Figure 6. RT-qPCR Verification of Selected Differentially Expressed Genes in the Hippocampus at 3 and 29 dpi. (A) RNA-seq analysis shows highly elevated expression of specific genes in the ipsilateral hippocampus at 3 dpi that is not reduced on candesartan treatment. (B) RT-qPCR of RNA isolated from an independent cohort of injured mice confirmed changes seen in RNA-seq of injured hippocampi at 3 dpi. (C) RNA-seq analysis shows candesartan reduced the TBI mediated induction of RNA expression of these genes at 29 dpi. (D) RT-qPCR confirmed candesartan mediated reduction in expression of elevated gene Vimentin at 29 dpi, but not all investigated genes.

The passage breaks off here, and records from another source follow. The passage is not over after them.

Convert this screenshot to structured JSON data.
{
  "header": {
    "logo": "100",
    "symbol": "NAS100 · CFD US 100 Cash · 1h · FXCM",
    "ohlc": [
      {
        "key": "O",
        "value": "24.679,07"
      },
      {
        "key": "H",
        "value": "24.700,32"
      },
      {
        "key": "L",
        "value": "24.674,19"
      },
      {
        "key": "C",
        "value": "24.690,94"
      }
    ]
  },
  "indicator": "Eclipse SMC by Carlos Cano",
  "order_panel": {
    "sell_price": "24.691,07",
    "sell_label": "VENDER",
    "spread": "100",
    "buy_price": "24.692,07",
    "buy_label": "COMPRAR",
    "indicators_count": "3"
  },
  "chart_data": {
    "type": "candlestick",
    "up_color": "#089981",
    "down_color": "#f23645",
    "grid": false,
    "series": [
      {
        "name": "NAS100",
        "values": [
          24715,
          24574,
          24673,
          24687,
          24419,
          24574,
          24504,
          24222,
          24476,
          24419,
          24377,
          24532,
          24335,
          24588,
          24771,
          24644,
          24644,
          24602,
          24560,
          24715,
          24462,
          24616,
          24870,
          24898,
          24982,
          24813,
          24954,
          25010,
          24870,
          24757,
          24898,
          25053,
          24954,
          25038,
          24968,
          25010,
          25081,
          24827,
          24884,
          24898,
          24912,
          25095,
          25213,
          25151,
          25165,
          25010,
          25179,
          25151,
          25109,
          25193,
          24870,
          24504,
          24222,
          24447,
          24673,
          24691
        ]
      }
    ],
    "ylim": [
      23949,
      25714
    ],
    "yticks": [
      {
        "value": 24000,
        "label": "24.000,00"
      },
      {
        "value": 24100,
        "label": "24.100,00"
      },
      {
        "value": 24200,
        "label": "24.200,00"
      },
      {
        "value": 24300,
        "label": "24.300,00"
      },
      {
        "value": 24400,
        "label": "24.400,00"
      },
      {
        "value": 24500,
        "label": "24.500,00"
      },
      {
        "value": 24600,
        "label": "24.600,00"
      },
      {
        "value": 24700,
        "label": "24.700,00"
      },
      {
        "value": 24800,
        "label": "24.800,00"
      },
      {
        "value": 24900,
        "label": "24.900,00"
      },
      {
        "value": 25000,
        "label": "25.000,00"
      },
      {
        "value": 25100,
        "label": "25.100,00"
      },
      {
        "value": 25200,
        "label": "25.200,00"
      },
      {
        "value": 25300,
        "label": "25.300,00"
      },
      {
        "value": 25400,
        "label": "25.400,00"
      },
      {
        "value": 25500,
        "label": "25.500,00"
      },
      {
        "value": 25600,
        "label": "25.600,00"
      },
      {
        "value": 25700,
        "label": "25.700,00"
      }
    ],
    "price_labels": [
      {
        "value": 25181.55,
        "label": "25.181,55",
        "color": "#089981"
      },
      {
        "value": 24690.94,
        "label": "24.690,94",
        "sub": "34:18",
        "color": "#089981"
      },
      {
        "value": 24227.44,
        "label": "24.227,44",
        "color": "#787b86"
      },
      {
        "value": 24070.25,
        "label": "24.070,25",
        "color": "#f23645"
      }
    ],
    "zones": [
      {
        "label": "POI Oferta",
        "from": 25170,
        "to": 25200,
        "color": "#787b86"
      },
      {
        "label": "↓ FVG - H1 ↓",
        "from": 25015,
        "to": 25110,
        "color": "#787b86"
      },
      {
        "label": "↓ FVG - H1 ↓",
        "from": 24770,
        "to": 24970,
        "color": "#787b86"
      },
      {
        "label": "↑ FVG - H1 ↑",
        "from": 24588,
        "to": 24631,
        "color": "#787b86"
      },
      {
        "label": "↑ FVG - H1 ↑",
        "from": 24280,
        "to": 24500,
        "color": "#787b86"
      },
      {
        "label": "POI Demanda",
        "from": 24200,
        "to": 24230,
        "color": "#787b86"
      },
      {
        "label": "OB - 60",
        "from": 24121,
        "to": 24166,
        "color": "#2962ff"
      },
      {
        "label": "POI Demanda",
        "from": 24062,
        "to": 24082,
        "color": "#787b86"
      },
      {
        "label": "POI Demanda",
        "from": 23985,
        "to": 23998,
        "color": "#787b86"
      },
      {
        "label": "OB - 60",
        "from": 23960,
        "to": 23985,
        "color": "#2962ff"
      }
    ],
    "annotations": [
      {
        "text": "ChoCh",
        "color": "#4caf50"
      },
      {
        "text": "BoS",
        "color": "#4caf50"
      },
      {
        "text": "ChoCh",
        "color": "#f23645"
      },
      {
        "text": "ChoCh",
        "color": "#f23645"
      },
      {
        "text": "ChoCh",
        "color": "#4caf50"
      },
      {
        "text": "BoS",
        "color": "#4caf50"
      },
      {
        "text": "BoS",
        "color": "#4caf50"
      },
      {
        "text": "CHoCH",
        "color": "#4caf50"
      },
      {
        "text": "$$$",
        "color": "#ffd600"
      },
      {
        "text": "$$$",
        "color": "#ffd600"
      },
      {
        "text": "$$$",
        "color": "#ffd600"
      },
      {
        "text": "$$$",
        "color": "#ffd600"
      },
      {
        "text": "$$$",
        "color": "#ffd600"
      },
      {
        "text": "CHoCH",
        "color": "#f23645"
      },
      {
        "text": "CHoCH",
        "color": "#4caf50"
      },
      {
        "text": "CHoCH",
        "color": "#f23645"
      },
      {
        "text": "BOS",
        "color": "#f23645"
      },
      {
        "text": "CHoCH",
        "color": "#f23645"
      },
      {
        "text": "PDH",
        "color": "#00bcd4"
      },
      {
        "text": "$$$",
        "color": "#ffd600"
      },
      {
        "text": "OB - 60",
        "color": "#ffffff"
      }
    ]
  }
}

C4b (complement C4B), Gpnmb (Glycoprotein Nmb), Lyz2 (Lysozyme 2) Vim (Vimentin) VH, vehicle; CD, candesartan. Mean +/– S.E.M., n = 4 (A–C), n = 8 (D). *p < 0.05, **p < 0.0001.
Discussion
This study focused on a transcriptomic analysis of individual mouse brain regions after TBI and after treatment with the angiotensin receptor blocker candesartan. We and others have previously shown that candesartan improves functional and morphological recovery in pre-clinical models of TBI (Villapol et al., 2012, 2015; Villapol and Saavedra, 2015). In this study we sought to understand the molecular mechanisms underpinning candesartan’s beneficial effects. Our data point to a role for candesartan in altering many different aspects of the response to TBI, particularly those involved with cellular response to stress, extracellular matrix alterations and the innate immune response. We found a more pronounced effect at an earlier (3 dpi) rather than a later time point (29 dpi) and in the area closer to the lesion (hippocampus) rather than further away (thalamus, hypothalamus). This transcriptomic analysis indicates several novel pathways that are altered by candesartan after brain injury that should assist in determining the molecular effects of candesartan’s beneficial actions in treating TBI.
The most pronounced differences within this transcriptomic analysis were the differences in gene expression between brain regions (Figures 2, 3). Surprisingly, these differences were greater than the differences after TBI at either time point or between candesartan and vehicle treated animals. This large difference in the transcriptome between the hippocampus, thalamus and hypothalamus indicates the very specialized functions that each of these brain regions has, and is similar to what others have found, in the mouse, and in higher organisms (Ng et al., 2009; Kasukawa et al., 2011; DiCarlo et al., 2017; Zhu et al., 2018). The effect of TBI on the transcriptome was most apparent in the hippocampus at 3 dpi, with over 1500 genes differentially expressed in the hippocampus after TBI in either vehicle or candesartan treated mice (Table 1). The pronounced effect of TBI within the hippocampus was expected given the proximity of the hippocampus to the location of the TBI. The effect of TBI on the transcriptome dissipated with distance from the lesion with a reduced effect in the thalamus and only one DEG in the hypothalamus at 3 dpi (Table 1). The TBI-induced differences in the transcriptome were much reduced at 29 dpi, with the hippocampus having the most DEGs at this later time point also.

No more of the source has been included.